[rules-users] npe in LogicalRetractCallback when using jpa persistence

Chris Raschl c.raschl at dyless.com
Tue Aug 10 04:09:06 EDT 2010


Hi,
Just in case someone faces the same problem, comments inline:

Am 05.08.2010 13:53, schrieb Chris Raschl:
> I'm using the latest drools and drools flow snapshot with jpa persistence.
>
> When I'm retracting a fact from the knowledge session (which causes
> logical retraction), the session can't be persisted any more.
>
> During retraction a LogicalRetractCallback is instantiated using this
> constructor:
>
> public LogicalRetractCallback(final TruthMaintenanceSystem tms,
>                                 final LogicalDependency node,
>                                 final Set set,
>                                 final InternalFactHandle handle,
>                                 final PropagationContext context,
>                                 final Activation activation) {
>       this.tms = tms;
>       this.node = node;
>       this.set = set;
>       this.handle = handle;
>       this.context = context;
> }
>
> As you can see an activation object can be passed (and actually is
> passed) to the constructor, but is never used. Retraction works though.
>
> The problem occurs when the knowledge session is persisted, because
> LogicalRetractCallback.write assumes that activation is not null, which
> leads to this npe:
>
> Caused by: java.lang.NullPointerException
> org.drools.common.TruthMaintenanceSystem$LogicalRetractCallback.write(TruthMaintenanceSystem.java:251)
> org.drools.marshalling.impl.OutputMarshaller.writeActionQueue(OutputMarshaller.java:201)

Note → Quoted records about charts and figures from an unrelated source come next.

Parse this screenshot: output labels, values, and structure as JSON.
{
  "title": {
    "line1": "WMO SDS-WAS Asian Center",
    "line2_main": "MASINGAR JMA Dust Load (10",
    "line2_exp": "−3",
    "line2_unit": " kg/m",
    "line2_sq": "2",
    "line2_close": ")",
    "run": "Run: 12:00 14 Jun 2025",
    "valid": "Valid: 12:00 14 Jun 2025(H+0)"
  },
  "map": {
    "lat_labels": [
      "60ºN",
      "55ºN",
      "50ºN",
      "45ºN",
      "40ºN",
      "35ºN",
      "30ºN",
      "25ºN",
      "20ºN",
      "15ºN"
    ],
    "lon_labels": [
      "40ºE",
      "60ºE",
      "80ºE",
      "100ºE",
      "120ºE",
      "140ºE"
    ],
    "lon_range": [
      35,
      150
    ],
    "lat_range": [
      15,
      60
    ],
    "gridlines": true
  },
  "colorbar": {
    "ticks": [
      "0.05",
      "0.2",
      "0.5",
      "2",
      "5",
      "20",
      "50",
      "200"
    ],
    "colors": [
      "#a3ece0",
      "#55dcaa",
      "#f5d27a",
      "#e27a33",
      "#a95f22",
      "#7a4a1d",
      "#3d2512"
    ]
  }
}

Adding this.activation = activation to the constructor does not help,
beause the npe in the write method remains. I tried it, then the whole 
expression "context.terminalTupleMap.get( this.activation.getTuple() )" 
in the write method evaluates to null...

I found out persistence was triggered by an unneccessary flush in my 
code. I removed that, everything works now.

That seems to be the case because the action queue is empty then and 
there's no need to persist it, thus the write method is never called. I 
guess the problem remains if someone tries to persist a session with an 
action queue containing a LogicalRetractCallback object.